В смелом решении Августа Ла Торре и его соратников таился определенный риск: слишком велик был соблазн рассказать всю правду о деятельности клана, получив взамен возможность выйти через несколько лет на свободу и сохранить за собой легальную экономическую власть, передав решение силовых вопросов другим, в первую очередь албанским семьям. Как будто бы подробная и откровенная информация гарантировала им сохранение за собой легальной экономической деятельности и позволяла избежать пожизненного заключения и внутренних файд, вызванных сменой власти. Август не мог сидеть за решеткой и не мог смириться с долгими годами заключения, как это делали великие боссы, рядом с которыми он вырос. Находясь в умбрийской тюрьме, он требовал, чтобы ему готовили исключительно вегетарианские блюда, а поскольку видеомагнитофоны в камерах были запрещены, то, будучи киноманом, договорился с редактором местного телевидения о трансляции всех трех серий «Крестного отца» в удобное ему время — вечером, перед сном.

Судьи чувствовали двойственность ситуации: Ла Торре не отказывался от роли босса, несмотря на свои признания. Они составляли часть его могущества, и это видно по письму, адресованному дяде, где Август заверяет, что не упоминал его имени в связи с делами клана, но попутно умело включает и явную угрозу, адресованную дяде и двум его родственникам, пресекая таким образом даже теоретическую возможность появления в Мондрагоне враждебного боссу альянса: «Люди, которых твой зять и его отец воспринимают как защитников, окажутся их могильщиками».

Несмотря на сотрудничество с полицией, босс, сидя в тюрьме Л'Аквилы, обращался к клану за деньгами, передавал через шофера Пьетро Скуттини и свою мать письма с приказами и просьбами, игнорируя запреты. Следствие установило, что за вежливыми просьбами скрывался самый настоящий рэкет. Написанное в чрезвычайно любезных тонах послание владельцу одного из крупнейших сыроваренных заводов на Домицианском побережье доказывало — Август продолжал держать его на крючке.
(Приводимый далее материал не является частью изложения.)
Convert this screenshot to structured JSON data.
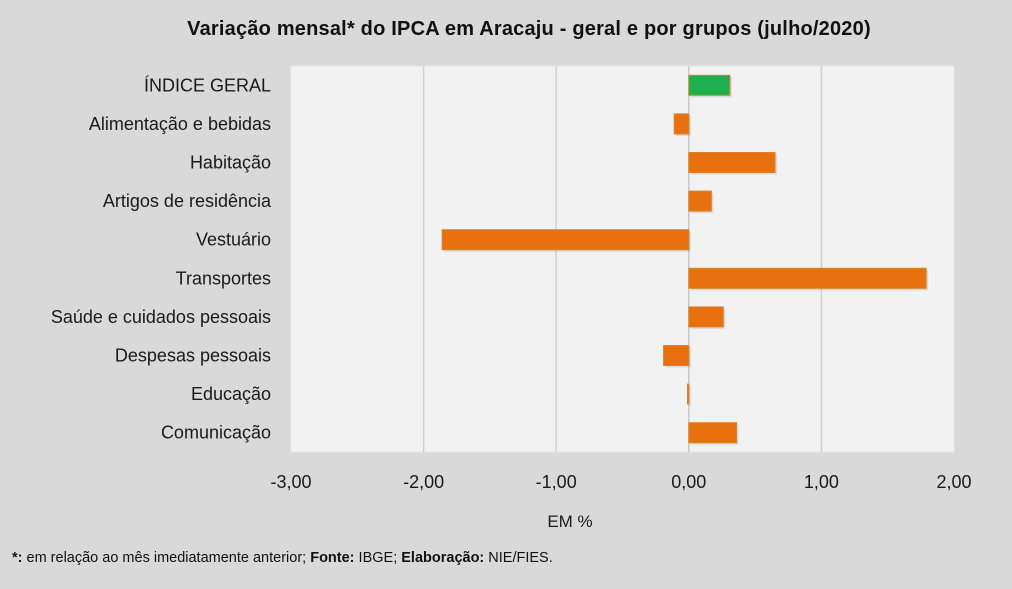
{
  "chart_data": {
    "type": "bar",
    "orientation": "horizontal",
    "title": "Variação  mensal*  do IPCA em Aracaju  - geral e por grupos  (julho/2020)",
    "xlabel": "EM %",
    "ylabel": "",
    "xlim": [
      -3,
      2
    ],
    "xticks": [
      -3,
      -2,
      -1,
      0,
      1,
      2
    ],
    "xtick_labels": [
      "-3,00",
      "-2,00",
      "-1,00",
      "0,00",
      "1,00",
      "2,00"
    ],
    "grid": "vertical",
    "legend": "none",
    "categories": [
      "ÍNDICE GERAL",
      "Alimentação e bebidas",
      "Habitação",
      "Artigos de residência",
      "Vestuário",
      "Transportes",
      "Saúde e cuidados pessoais",
      "Despesas pessoais",
      "Educação",
      "Comunicação"
    ],
    "values": [
      0.31,
      -0.11,
      0.65,
      0.17,
      -1.86,
      1.79,
      0.26,
      -0.19,
      -0.01,
      0.36
    ],
    "colors": [
      "#1db04f",
      "#e8700f",
      "#e8700f",
      "#e8700f",
      "#e8700f",
      "#e8700f",
      "#e8700f",
      "#e8700f",
      "#e8700f",
      "#e8700f"
    ],
    "bar_outline_color": "#d9822b"
  },
  "colors": {
    "background": "#d9d9d9",
    "plot_background": "#f2f2f2",
    "gridline": "#d0d0d0",
    "highlight_bar": "#1db04f",
    "bar": "#e8700f"
  },
  "footnote": {
    "marker": "*:",
    "text1": " em relação ao mês imediatamente  anterior; ",
    "source_label": "Fonte:",
    "source": " IBGE; ",
    "author_label": "Elaboração:",
    "author": " NIE/FIES."
  }
}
«Дорогой Пеппе, прошу тебя об огромном одолжении. Для меня все кончено, и я обращаюсь к тебе за помощью во имя нашей долгой дружбы, только ради нее, и даже если ты ответишь отказом, не беспокойся, я останусь твоим другом. Мне срочно нужны десять тысяч евро, и я буду очень благодарен, если ты еще дополнительно сможешь выплачивать мне тысячу евро в месяц, мне и моим детям на проживание…»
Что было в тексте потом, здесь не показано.